僕の前に十枚の障壁が展開される。これが今の状態の僕が用意できる最硬の盾だ。この傷だと、神装展開時は一瞬無防備になるので、盾が必要なのだ。


しかし、魔力の使用により黒龍に見つかる。


『見つけたぞ!神器使い!』


僕は黒龍に見つかるも焦らず詠唱に集中する。


『それじゃあいくよルドラ。』


『ああ。』


僕は神器を両手で持ち、胸の前に掲げる。そして体内の神気をどんどん高めていき、身体の中を神気で満たしていく。


『詠唱なぞ待つわけがなかろうが!龍の息吹ドラゴブレス


神気が高まると同時に僕の体が空中に浮き始め、足が地面から少し離れたところで止まる。


目の前には黒龍のブレスが迫っており十枚ある障壁が次々と破られていく。



「 暴風と慈雨の化身よ

  汝が王の求めに応じその身を顕現せよ

  其は世界の理なり

  故に我が命運は汝とともにあらん

  怒りと癒し 咆哮と絶叫 

  汝が力を我が意志の下に集わせよ

  天を衝いて吹き荒れろ 汝神風の神格者なり!

  神装 『フォナゾテオス』 」

 


障壁の残りが最後の一枚になり、それすらも破られそうになったところで遂に詠唱が完成する。


それとともに僕を中心として暴風が物凄い勢いで吹き荒れ、黒龍のブレスですら消し飛ばす。



暴風は段々と中心に吸い込まれるように僕に纏い始める。風が収まり切った後には、完全に神装を纏った僕がおり、その手には僕の望んだ武器、刀があった。
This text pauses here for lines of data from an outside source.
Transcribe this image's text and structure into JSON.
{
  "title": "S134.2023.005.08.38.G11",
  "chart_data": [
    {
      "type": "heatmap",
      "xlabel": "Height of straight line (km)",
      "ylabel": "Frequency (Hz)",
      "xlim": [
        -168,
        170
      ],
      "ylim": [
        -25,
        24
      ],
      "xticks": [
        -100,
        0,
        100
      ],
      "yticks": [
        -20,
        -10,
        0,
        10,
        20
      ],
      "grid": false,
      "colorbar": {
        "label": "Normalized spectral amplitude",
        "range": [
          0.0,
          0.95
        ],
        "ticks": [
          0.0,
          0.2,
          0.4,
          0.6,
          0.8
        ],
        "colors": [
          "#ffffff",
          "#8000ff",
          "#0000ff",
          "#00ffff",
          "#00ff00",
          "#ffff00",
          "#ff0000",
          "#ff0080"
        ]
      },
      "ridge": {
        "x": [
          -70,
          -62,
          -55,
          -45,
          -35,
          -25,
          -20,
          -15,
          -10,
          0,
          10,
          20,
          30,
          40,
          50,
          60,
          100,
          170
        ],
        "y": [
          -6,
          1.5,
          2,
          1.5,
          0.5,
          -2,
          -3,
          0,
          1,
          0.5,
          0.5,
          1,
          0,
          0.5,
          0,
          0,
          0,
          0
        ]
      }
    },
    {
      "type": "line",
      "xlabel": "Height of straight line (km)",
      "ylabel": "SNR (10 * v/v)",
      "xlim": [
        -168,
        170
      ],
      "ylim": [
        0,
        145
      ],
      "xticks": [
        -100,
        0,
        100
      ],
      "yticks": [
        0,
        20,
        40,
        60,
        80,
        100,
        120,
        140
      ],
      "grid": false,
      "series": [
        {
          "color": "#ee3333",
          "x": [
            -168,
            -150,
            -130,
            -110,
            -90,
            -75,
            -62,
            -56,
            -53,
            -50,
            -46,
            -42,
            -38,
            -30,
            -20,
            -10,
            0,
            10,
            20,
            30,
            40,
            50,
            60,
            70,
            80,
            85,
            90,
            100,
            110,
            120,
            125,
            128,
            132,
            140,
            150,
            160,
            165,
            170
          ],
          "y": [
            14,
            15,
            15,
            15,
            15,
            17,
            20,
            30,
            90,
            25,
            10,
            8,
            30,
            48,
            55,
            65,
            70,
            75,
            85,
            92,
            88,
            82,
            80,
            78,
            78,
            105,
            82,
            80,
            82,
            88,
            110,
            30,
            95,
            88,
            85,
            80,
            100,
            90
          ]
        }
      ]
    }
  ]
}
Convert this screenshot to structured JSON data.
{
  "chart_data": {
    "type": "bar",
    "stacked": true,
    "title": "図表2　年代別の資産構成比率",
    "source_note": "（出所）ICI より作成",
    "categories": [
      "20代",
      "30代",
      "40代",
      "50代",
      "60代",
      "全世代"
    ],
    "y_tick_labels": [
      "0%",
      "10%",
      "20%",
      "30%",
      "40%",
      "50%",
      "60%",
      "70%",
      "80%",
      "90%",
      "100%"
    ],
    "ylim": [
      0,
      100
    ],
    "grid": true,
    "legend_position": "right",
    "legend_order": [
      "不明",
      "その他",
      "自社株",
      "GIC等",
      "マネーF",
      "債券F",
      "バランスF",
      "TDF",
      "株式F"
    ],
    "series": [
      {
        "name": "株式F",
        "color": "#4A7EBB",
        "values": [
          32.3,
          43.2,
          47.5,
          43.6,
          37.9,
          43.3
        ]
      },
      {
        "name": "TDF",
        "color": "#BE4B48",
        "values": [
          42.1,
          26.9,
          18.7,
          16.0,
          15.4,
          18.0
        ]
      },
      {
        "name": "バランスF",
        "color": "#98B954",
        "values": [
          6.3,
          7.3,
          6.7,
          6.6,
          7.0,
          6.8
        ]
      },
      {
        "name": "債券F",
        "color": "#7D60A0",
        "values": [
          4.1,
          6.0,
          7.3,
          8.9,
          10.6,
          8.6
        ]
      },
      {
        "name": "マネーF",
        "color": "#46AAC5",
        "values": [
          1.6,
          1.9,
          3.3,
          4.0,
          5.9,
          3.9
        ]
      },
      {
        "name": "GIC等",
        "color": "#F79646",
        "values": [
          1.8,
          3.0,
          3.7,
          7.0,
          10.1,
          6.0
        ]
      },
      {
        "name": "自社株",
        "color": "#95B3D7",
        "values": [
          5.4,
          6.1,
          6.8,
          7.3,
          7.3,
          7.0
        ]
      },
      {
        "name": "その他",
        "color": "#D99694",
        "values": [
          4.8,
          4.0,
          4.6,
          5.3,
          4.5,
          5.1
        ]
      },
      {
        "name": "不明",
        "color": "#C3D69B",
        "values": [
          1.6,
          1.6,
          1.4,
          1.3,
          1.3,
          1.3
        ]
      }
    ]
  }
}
僕の体には神気で作られた翡翠の衣が纏われており、コートなどは一時的に消えている。

刀には鍔はなく、柄も刀身も全てが翡翠色に輝いていた。刀からは膨大なエネルギーが秘められているのがはっきりと伝わってきた。


「神体回帰」


僕が一言呟くと、傷を負っていた身体はたちまち元に戻る。それは正に治癒するというよりは、時間が戻っているというものだった。そして、消えていた足首から下の感覚も戻る。


神体回帰は神装発動時に使える技で、一日に一回全回復を行えるのだ。ただし、自分自身にしか使えないし、神装発動直後のみしか使えないのだが。


僕は完全に回復した身体で黒龍を見る。


「さあ行くよ、黒龍ニーズヘッグ」


『ああ、来い!使十六夜優月!』



こうして僕と黒龍の戦いは次の段階に移行し、更に激化していった。